Emergency Money for Capitol Security PassesJuly 29, 2021 11:45pm

With few dissents, Congress on Thursday approved spending $2.1 billion to cover Capitol security costs and the evacuation and resettlement of Afghans who helped US forces during the 20-year war.

The Capitol spending will repay costs incurred because of the Jan. 6 riot, as well as provide for security upgrades to the complex. Capitol Police have struggled with funding, staffing, and other crises since the attack, the New York Times reports, in addition to low morale.

"The last six months have pushed those who protect the US Capitol to the limits," Senate Majority Leader Chuck Schumer said. "We must support them now, as they so courageously supported us," he added.

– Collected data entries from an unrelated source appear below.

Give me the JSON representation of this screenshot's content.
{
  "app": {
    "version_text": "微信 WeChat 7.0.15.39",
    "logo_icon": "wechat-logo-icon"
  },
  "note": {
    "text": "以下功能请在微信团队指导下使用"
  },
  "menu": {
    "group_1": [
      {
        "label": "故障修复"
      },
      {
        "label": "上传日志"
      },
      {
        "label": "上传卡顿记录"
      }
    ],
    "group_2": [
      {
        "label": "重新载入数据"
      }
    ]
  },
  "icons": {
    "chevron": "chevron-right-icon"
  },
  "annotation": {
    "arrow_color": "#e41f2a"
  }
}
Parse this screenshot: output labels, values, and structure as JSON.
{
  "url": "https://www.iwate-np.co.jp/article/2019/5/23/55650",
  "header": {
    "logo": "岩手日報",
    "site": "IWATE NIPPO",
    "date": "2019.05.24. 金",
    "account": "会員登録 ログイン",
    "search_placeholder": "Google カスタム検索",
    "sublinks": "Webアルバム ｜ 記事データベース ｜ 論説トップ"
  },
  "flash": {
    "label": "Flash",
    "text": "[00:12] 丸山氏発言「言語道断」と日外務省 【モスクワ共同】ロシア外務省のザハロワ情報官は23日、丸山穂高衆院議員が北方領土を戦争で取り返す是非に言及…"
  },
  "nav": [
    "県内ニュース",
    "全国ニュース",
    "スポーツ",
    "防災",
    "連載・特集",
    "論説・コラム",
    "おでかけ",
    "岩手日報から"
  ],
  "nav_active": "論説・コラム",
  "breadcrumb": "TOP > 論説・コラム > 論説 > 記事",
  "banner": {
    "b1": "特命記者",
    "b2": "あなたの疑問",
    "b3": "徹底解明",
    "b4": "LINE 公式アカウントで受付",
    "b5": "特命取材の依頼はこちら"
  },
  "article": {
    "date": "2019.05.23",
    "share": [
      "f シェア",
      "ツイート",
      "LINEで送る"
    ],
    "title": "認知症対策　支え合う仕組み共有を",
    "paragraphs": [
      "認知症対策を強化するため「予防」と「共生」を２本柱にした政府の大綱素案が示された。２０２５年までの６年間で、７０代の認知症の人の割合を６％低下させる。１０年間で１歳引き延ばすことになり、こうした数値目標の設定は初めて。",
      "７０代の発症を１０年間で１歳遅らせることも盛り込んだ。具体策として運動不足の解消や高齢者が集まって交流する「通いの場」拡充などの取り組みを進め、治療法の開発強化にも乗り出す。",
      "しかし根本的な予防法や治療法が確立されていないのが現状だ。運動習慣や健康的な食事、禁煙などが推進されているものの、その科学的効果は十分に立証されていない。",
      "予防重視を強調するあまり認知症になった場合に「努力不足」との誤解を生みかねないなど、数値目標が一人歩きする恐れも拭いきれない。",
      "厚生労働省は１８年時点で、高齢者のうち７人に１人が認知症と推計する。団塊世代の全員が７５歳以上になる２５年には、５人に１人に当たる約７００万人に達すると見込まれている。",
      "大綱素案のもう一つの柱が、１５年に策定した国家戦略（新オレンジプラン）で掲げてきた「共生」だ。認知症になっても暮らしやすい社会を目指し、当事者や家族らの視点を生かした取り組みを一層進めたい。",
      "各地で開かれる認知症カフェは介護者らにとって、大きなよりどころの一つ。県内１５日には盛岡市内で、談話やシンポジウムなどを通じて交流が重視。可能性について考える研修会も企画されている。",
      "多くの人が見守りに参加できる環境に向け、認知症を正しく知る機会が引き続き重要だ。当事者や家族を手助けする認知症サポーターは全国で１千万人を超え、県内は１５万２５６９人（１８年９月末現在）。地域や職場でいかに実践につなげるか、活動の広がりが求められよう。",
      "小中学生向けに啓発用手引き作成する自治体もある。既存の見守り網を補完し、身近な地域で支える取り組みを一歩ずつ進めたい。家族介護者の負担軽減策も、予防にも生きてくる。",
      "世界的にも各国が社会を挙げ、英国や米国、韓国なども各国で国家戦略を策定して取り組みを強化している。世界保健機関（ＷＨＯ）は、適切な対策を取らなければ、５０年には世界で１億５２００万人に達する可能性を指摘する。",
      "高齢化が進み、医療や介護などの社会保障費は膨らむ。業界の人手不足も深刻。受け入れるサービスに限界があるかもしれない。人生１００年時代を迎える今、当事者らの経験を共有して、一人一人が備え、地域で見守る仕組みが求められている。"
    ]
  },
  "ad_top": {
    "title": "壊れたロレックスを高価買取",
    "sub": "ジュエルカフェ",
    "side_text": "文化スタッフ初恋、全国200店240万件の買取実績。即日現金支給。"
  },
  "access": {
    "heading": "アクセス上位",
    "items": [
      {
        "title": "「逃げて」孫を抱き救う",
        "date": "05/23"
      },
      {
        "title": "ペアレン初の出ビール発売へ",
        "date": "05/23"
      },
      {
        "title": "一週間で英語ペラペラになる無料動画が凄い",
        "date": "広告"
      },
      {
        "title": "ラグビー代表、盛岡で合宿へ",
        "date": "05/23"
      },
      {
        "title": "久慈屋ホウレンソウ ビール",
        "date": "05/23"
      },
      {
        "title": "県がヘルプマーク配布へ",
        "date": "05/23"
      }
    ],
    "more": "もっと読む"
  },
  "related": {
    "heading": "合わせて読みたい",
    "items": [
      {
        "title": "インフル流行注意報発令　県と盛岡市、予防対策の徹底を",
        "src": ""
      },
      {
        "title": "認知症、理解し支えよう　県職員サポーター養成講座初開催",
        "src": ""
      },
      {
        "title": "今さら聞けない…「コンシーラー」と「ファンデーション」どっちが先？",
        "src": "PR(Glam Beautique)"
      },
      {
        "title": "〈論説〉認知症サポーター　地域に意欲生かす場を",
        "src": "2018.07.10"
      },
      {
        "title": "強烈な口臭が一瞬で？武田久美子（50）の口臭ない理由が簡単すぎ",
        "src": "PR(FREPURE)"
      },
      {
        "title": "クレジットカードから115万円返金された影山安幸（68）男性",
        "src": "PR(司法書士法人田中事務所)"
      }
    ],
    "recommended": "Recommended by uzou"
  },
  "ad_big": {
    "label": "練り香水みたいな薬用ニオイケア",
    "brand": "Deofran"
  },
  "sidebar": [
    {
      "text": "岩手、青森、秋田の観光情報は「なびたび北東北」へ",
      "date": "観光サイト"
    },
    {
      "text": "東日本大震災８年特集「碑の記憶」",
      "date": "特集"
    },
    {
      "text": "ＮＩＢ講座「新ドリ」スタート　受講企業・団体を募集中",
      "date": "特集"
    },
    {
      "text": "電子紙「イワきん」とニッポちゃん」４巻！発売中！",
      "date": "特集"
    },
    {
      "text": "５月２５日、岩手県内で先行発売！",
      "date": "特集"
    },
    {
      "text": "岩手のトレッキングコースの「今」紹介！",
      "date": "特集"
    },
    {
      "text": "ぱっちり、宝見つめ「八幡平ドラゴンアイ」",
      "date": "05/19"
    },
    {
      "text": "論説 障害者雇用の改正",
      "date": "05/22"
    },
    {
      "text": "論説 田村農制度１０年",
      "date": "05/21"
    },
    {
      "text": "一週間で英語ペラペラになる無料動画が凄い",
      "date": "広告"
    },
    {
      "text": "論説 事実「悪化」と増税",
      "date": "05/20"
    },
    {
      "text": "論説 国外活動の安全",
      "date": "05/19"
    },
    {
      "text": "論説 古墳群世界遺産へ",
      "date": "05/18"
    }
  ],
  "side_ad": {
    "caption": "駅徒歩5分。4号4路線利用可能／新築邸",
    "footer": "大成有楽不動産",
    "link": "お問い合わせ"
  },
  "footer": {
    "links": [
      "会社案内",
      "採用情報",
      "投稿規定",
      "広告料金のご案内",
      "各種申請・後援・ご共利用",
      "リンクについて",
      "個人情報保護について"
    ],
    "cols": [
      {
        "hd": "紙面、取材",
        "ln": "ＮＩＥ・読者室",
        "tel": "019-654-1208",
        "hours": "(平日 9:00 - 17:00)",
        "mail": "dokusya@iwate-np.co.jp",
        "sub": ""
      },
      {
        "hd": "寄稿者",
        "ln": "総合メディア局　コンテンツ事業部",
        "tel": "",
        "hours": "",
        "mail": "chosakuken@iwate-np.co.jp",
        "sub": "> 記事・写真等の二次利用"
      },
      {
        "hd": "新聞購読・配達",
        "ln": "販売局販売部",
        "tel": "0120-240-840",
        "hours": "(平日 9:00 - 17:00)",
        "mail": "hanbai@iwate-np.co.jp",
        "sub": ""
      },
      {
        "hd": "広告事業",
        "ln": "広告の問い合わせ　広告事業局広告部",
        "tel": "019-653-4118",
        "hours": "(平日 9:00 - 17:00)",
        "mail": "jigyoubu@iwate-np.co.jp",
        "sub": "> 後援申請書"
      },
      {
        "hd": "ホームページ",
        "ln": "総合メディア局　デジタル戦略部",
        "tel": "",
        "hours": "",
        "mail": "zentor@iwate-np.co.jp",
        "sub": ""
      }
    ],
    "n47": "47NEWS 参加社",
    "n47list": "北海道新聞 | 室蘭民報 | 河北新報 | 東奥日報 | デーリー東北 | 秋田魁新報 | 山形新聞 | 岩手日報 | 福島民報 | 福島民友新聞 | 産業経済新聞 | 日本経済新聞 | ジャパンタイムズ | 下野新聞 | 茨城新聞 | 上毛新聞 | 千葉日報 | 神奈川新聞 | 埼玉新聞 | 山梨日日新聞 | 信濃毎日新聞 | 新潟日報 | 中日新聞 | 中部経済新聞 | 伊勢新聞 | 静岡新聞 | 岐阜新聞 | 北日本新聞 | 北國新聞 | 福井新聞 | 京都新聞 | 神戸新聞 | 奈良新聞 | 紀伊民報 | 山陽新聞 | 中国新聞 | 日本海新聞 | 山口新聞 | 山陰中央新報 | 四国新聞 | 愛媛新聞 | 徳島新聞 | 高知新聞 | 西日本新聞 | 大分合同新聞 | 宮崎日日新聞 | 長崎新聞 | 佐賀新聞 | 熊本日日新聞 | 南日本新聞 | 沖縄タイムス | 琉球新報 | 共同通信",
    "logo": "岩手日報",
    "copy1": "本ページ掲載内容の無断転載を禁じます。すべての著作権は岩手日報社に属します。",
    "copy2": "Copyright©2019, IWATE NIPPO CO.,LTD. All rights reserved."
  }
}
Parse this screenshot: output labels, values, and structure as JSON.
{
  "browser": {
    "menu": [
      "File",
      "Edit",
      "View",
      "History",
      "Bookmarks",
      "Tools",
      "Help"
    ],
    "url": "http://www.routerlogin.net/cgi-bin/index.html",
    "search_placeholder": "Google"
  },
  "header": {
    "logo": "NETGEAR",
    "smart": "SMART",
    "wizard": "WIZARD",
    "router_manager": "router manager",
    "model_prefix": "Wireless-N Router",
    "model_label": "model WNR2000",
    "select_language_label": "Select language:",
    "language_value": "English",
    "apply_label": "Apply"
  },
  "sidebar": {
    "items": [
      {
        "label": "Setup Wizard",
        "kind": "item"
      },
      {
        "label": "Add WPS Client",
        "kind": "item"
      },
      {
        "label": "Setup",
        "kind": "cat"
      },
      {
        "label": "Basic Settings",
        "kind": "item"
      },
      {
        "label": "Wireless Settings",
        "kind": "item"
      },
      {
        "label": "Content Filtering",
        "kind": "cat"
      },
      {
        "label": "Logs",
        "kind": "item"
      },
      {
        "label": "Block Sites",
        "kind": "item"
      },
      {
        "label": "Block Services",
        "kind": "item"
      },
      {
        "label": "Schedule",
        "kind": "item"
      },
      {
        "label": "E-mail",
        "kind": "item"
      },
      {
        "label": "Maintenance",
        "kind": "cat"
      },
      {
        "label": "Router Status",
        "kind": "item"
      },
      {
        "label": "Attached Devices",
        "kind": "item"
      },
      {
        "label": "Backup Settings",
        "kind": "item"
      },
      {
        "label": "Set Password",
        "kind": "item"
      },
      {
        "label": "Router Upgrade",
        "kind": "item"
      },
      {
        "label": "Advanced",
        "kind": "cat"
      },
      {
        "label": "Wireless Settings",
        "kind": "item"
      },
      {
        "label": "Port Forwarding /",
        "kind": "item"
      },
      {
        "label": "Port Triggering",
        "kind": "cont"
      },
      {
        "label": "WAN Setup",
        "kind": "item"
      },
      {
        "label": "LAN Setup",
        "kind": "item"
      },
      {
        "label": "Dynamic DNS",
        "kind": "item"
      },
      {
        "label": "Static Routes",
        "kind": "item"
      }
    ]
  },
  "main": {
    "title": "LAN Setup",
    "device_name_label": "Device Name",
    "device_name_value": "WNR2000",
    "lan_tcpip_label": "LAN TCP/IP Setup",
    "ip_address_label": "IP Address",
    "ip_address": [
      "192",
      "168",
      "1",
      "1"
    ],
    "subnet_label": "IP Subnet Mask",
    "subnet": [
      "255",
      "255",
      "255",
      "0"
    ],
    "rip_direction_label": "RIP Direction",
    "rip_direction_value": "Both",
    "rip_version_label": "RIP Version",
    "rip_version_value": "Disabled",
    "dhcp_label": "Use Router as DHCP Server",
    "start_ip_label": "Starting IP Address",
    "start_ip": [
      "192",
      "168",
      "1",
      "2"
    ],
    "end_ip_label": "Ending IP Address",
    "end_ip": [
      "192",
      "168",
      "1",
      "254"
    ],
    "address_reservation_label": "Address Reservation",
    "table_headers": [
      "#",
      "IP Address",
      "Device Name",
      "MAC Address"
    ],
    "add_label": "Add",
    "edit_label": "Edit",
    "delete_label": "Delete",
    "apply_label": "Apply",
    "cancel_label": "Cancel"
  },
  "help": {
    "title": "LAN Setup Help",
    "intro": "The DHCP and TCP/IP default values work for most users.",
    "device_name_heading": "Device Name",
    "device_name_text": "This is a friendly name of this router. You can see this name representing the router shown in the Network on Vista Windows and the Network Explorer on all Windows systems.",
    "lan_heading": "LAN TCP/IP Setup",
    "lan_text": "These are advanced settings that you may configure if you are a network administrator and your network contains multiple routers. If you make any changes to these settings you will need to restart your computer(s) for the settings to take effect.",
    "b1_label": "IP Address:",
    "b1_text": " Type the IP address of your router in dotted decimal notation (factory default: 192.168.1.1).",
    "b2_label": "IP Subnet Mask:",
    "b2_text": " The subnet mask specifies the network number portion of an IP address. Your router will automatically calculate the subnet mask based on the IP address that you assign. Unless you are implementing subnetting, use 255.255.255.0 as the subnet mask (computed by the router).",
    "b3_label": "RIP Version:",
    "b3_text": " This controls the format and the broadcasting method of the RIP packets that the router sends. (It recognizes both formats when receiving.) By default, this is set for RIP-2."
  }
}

The White House supported the emergency funding to help the refugees, per the Wall Street Journal, issuing a statement Thursday saying it's committed to "fulfilling our commitment to Afghan nationals who worked for or on behalf of the US government."

The spending bill includes:

  • $520 million to repay the National Guard for its deployment to the Capitol after the January attack.
  • $100 million for Capitol Police, to increase intelligence capability, improve civil disturbance training, add security details for members of Congress, and provide trauma support to officers, per the Washington Post.
  • $300 million for security improvements such as hardening windows and doors and installing more cameras at the Capitol.
  • $42 million to cover congressional expenses related to the pandemic, such as protective equipment, cleaning costs, overtime, and telecommuting equipment.
  • $1.1 billion to help resettle Afghan refugees and their families, including emergency transportation and housing.

The measure adds 8,000 special visas to the 26,500 already approved. The House and Senate versions of the bill are not identical. The Senate measure doesn't have money to repay security costs to the District of Columbia, for example.

A Democratic aide said that because the money is needed so urgently, the House won't hold up the Senate bill but will draft new legislation to cover the remaining expenses.